Cada día lo veo más claro: el odio ha dejado de esconderse. Ya no susurra, grita. Ya no se avergüenza, se exhibe. La xenofobia, que durante años se disfrazó de preocupación o de “opinión respetable”, hoy camina impune por nuestras calles, se sienta en los platós de televisión, manda desde despachos públicos y se reproduce sin freno en las redes sociales.
Y parece que hasta se ha puesto de moda ser así. Ser malo. Ser insensible. Ser fascista. No mostrar compasión, despreciar al débil, burlarse del que sufre. Es como si la empatía hubiera pasado de moda y ahora lo valiente fuera escupir odio con total impunidad. Lo más paradójico es que muchos de los que lo hacen se dicen cristianos. Repiten palabras como "Dios", "familia", "valores", mientras le dan la espalda a todo lo que el cristianismo predica: la compasión, la hospitalidad, la ayuda al prójimo, el amor al que sufre. ¿En qué momento ser cruel se volvió una virtud?
Cuando los referentes que se elevan son figuras como Trump, Le Pen, Orbán, Musk, Abascal… no debería sorprendernos el resultado. Lo que crece es la mala hierba del fascismo. La de siempre. La que empieza señalando al extranjero y termina por arrancarnos la humanidad a todos. Lo vemos en los comentarios de noticias, en redes sociales, en bares y tertulias. Ya no se discute cómo ayudar, sino cómo deshacerse del que molesta. Del que no es "de aquí". Del que vino buscando refugio y se convirtió en diana del odio.

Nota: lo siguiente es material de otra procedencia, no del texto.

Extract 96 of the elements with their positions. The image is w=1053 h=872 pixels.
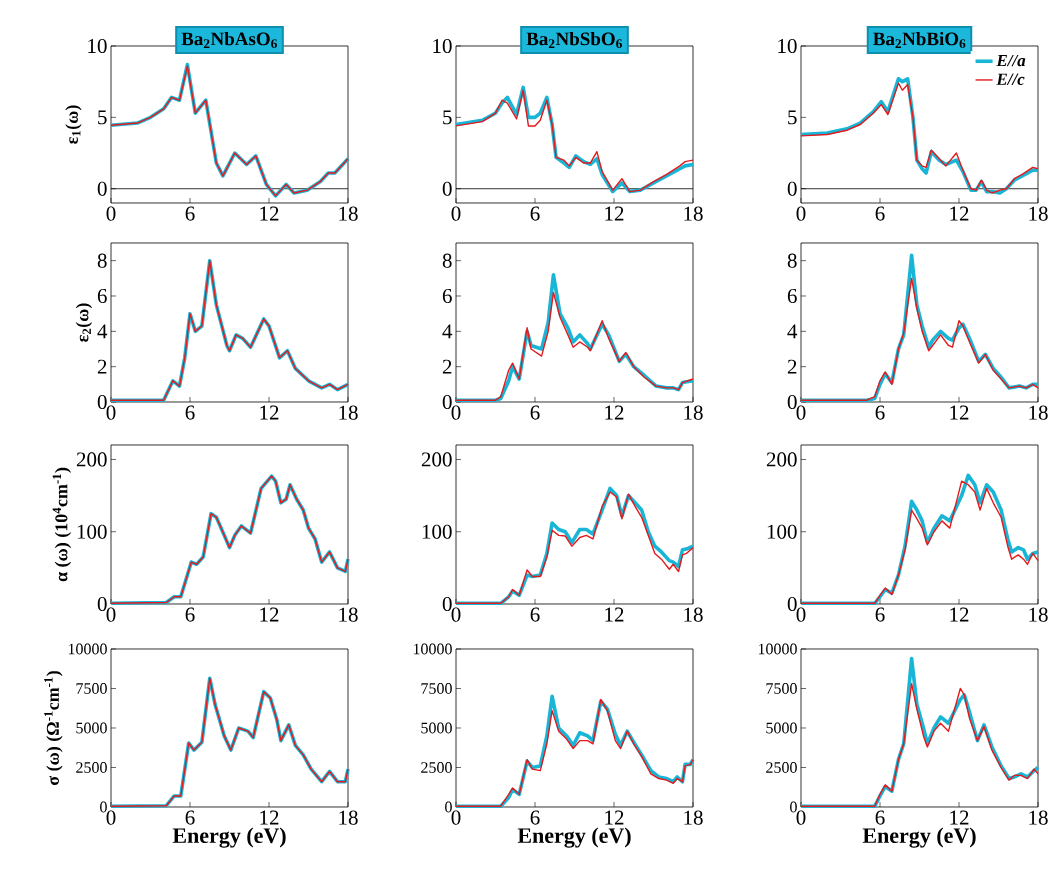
x-tick-label: 18 <box>1029 405 1048 420</box>
y-tick-label: 7500 <box>766 683 797 694</box>
y-tick-label: 8 <box>787 253 797 268</box>
x-tick-label: 12 <box>950 405 969 420</box>
y-tick-label: 5000 <box>766 722 797 734</box>
x-axis-title: Energy (eV) <box>862 827 976 848</box>
legend-label: E//c <box>996 73 1025 85</box>
y-tick-label: 5000 <box>421 722 452 734</box>
y-tick-label: 10000 <box>68 643 107 655</box>
x-tick-label: 6 <box>530 810 540 825</box>
y-tick-label: 0 <box>442 596 452 612</box>
y-tick-label: 200 <box>76 452 107 467</box>
x-tick-label: 18 <box>339 206 358 221</box>
y-tick-label: 200 <box>421 452 452 467</box>
y-tick-label: 0 <box>97 394 107 410</box>
y-tick-label: 5 <box>788 110 797 125</box>
y-tick-label: 7500 <box>421 683 452 694</box>
x-tick-label: 12 <box>950 206 969 221</box>
x-tick-label: 6 <box>185 206 195 221</box>
legend-label: E//a <box>996 54 1026 67</box>
y-tick-label: 4 <box>787 324 798 339</box>
x-tick-label: 12 <box>605 607 624 622</box>
y-tick-label: 8 <box>442 253 452 268</box>
y-tick-label: 2500 <box>76 762 107 773</box>
y-tick-label: 4 <box>442 324 453 339</box>
x-tick-label: 12 <box>260 206 279 221</box>
y-tick-label: 10000 <box>758 643 797 655</box>
y-axis-title: σ (ω) (Ω$^{-1}$cm$^{-1}$) <box>44 671 63 785</box>
y-tick-label: 0 <box>787 181 797 196</box>
y-axis-title: ε$_{2}$(ω) <box>75 303 93 342</box>
y-tick-label: 5000 <box>76 722 107 734</box>
y-tick-label: 200 <box>766 452 797 467</box>
y-tick-label: 0 <box>442 394 452 410</box>
y-tick-label: 10 <box>778 38 797 54</box>
x-tick-label: 6 <box>875 810 885 825</box>
x-tick-label: 18 <box>1029 810 1048 825</box>
x-tick-label: 12 <box>605 810 624 825</box>
y-tick-label: 0 <box>100 801 107 813</box>
x-tick-label: 6 <box>530 206 540 221</box>
y-tick-label: 100 <box>77 524 107 539</box>
y-axis-title: α (ω) (10$^{4}$cm$^{-1}$) <box>52 467 72 582</box>
x-tick-label: 6 <box>875 405 885 420</box>
x-tick-label: 12 <box>260 607 279 622</box>
y-tick-label: 4 <box>97 324 108 339</box>
x-tick-label: 12 <box>950 810 969 825</box>
x-tick-label: 6 <box>875 607 885 622</box>
x-tick-label: 12 <box>260 810 279 825</box>
y-tick-label: 0 <box>97 181 107 196</box>
x-tick-label: 18 <box>1029 607 1048 622</box>
y-tick-label: 7500 <box>76 683 107 694</box>
y-tick-label: 0 <box>787 394 797 410</box>
x-tick-label: 18 <box>339 607 358 622</box>
x-tick-label: 18 <box>684 405 703 420</box>
x-tick-label: 12 <box>605 405 624 420</box>
y-tick-label: 10 <box>433 38 452 54</box>
y-tick-label: 5 <box>98 110 107 125</box>
y-tick-label: 6 <box>442 288 452 304</box>
x-tick-label: 6 <box>875 206 885 221</box>
y-tick-label: 2500 <box>421 762 452 773</box>
y-tick-label: 100 <box>422 524 452 539</box>
y-tick-label: 0 <box>97 596 107 612</box>
y-tick-label: 0 <box>790 801 797 813</box>
x-tick-label: 12 <box>605 206 624 221</box>
y-tick-label: 5 <box>443 110 452 125</box>
x-tick-label: 18 <box>684 607 703 622</box>
y-tick-label: 10 <box>88 38 107 54</box>
x-tick-label: 6 <box>185 810 195 825</box>
y-tick-label: 6 <box>787 288 797 304</box>
x-tick-label: 18 <box>684 810 703 825</box>
x-tick-label: 12 <box>260 405 279 420</box>
x-tick-label: 6 <box>530 405 540 420</box>
chart-title: Ba$_{2}$NbBiO$_{6}$ <box>873 31 966 49</box>
y-tick-label: 10000 <box>413 643 452 655</box>
y-tick-label: 2500 <box>766 762 797 773</box>
y-tick-label: 2 <box>442 359 452 374</box>
x-tick-label: 6 <box>185 405 195 420</box>
y-tick-label: 6 <box>97 288 107 304</box>
y-tick-label: 2 <box>97 359 107 374</box>
y-tick-label: 0 <box>442 181 452 196</box>
y-tick-label: 0 <box>787 596 797 612</box>
x-tick-label: 12 <box>950 607 969 622</box>
chart-title: Ba$_{2}$NbSbO$_{6}$ <box>526 31 622 49</box>
x-tick-label: 18 <box>339 405 358 420</box>
x-tick-label: 6 <box>185 607 195 622</box>
x-axis-title: Energy (eV) <box>172 827 286 848</box>
y-tick-label: 0 <box>445 801 452 813</box>
y-tick-label: 100 <box>767 524 797 539</box>
x-axis-title: Energy (eV) <box>517 827 631 848</box>
x-tick-label: 6 <box>530 607 540 622</box>
x-tick-label: 18 <box>339 810 358 825</box>
chart-title: Ba$_{2}$NbAsO$_{6}$ <box>181 31 277 49</box>
y-tick-label: 2 <box>787 359 797 374</box>
x-tick-label: 18 <box>684 206 703 221</box>
y-tick-label: 8 <box>97 253 107 268</box>
x-tick-label: 18 <box>1029 206 1048 221</box>
y-axis-title: ε$_{1}$(ω) <box>65 105 82 144</box>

Y no, no es una exageración. Así empezó Hitler. Señalando al diferente, convirtiendo al otro en enemigo. Y todos sabemos cómo acabó aquello. Solo que ahora, el desprecio al migrante, al pobre, al distinto, se nos presenta en forma de memes virales, discursos populistas y leyes insensibles. Y la historia parece repetirse, pero esta vez con emojis y trending topics.

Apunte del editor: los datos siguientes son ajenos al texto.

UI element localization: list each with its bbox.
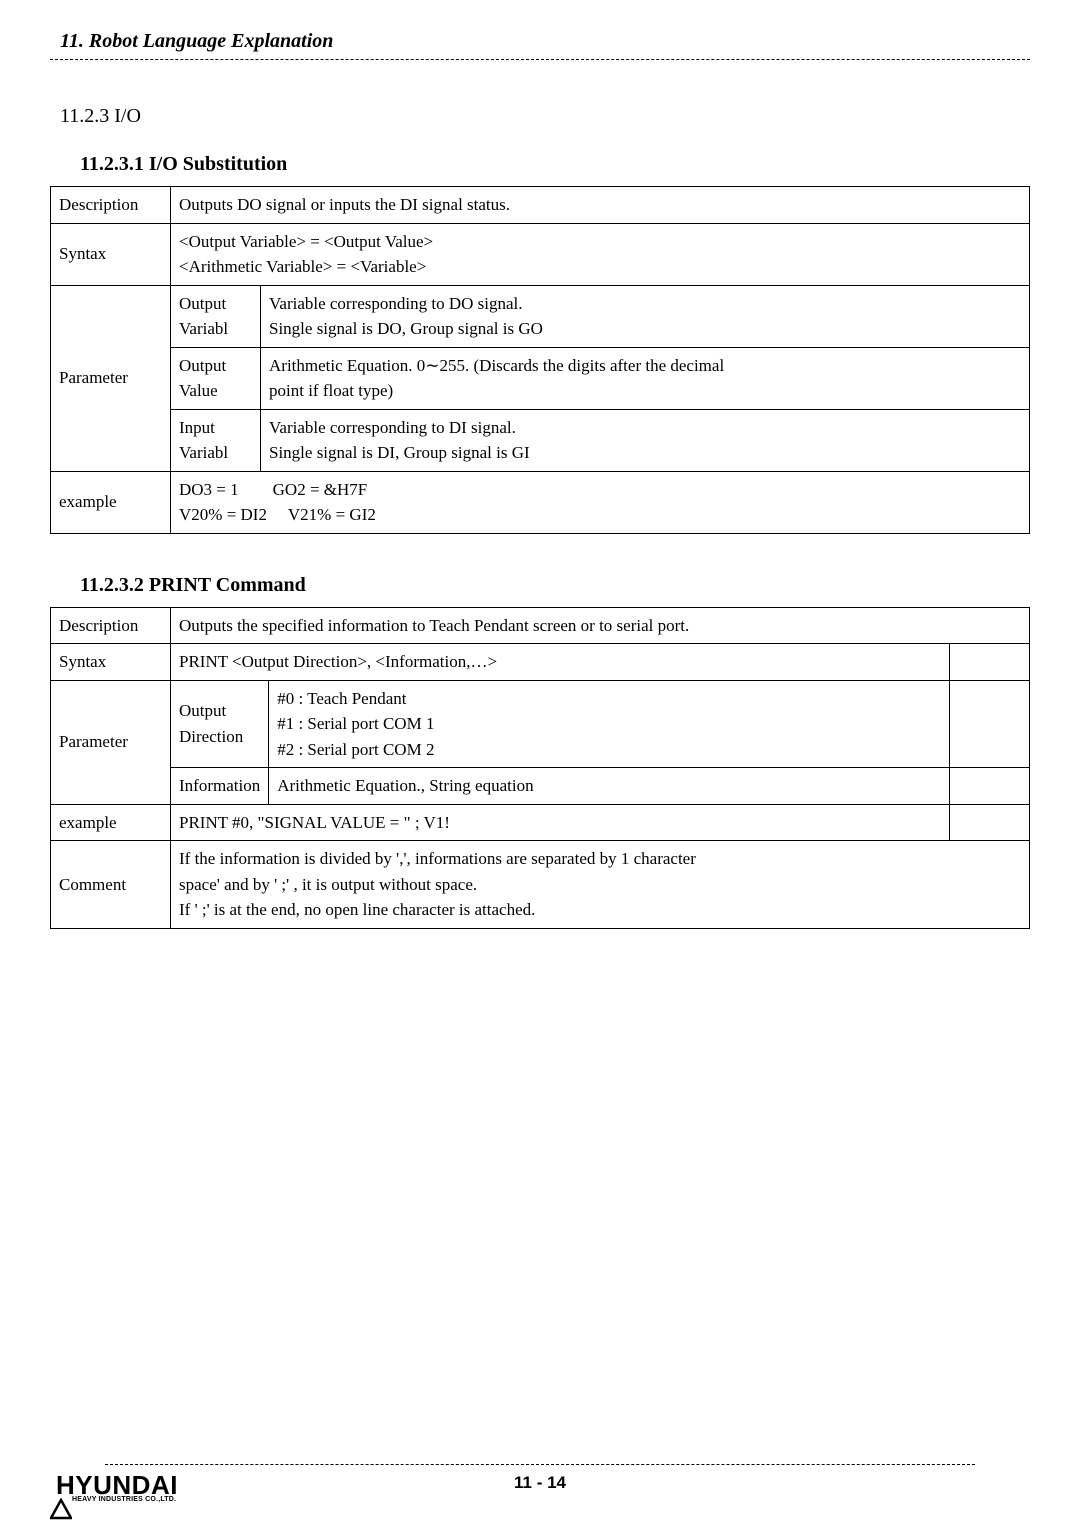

Yo no quiero un mundo así. No quiero una sociedad en la que ser compasivo sea motivo de burla. No quiero vivir entre gente que celebra la muerte de niños en una playa o que llama “invasores” a los que huyen de la miseria. Este mundo es de todos, y lo es para ayudarnos. Para tender la mano, no para cerrarla en un puño.
Por eso hay que dar un paso al frente. Poner el pie firme. Frenar esta deriva en la medida en que podamos. En la calle, en el trabajo, en las redes, donde sea. Porque quedarse callado es colaborar. Porque cada gesto cuenta. Porque si no lo hacemos, lo perderemos todo.
Yo no me resigno. No quiero formar parte de una sociedad que ha olvidado lo que significa ser humano. Aún estamos a tiempo. Pero hay que hablar, actuar, resistir.
Porque si no nos ayudamos los unos a los otros, si no defendemos lo más básico —la vida, la dignidad, la compasión—, este mundo dejará de tener sentido. Y será un mundo en el que yo, sinceramente, ya no quiero vivir.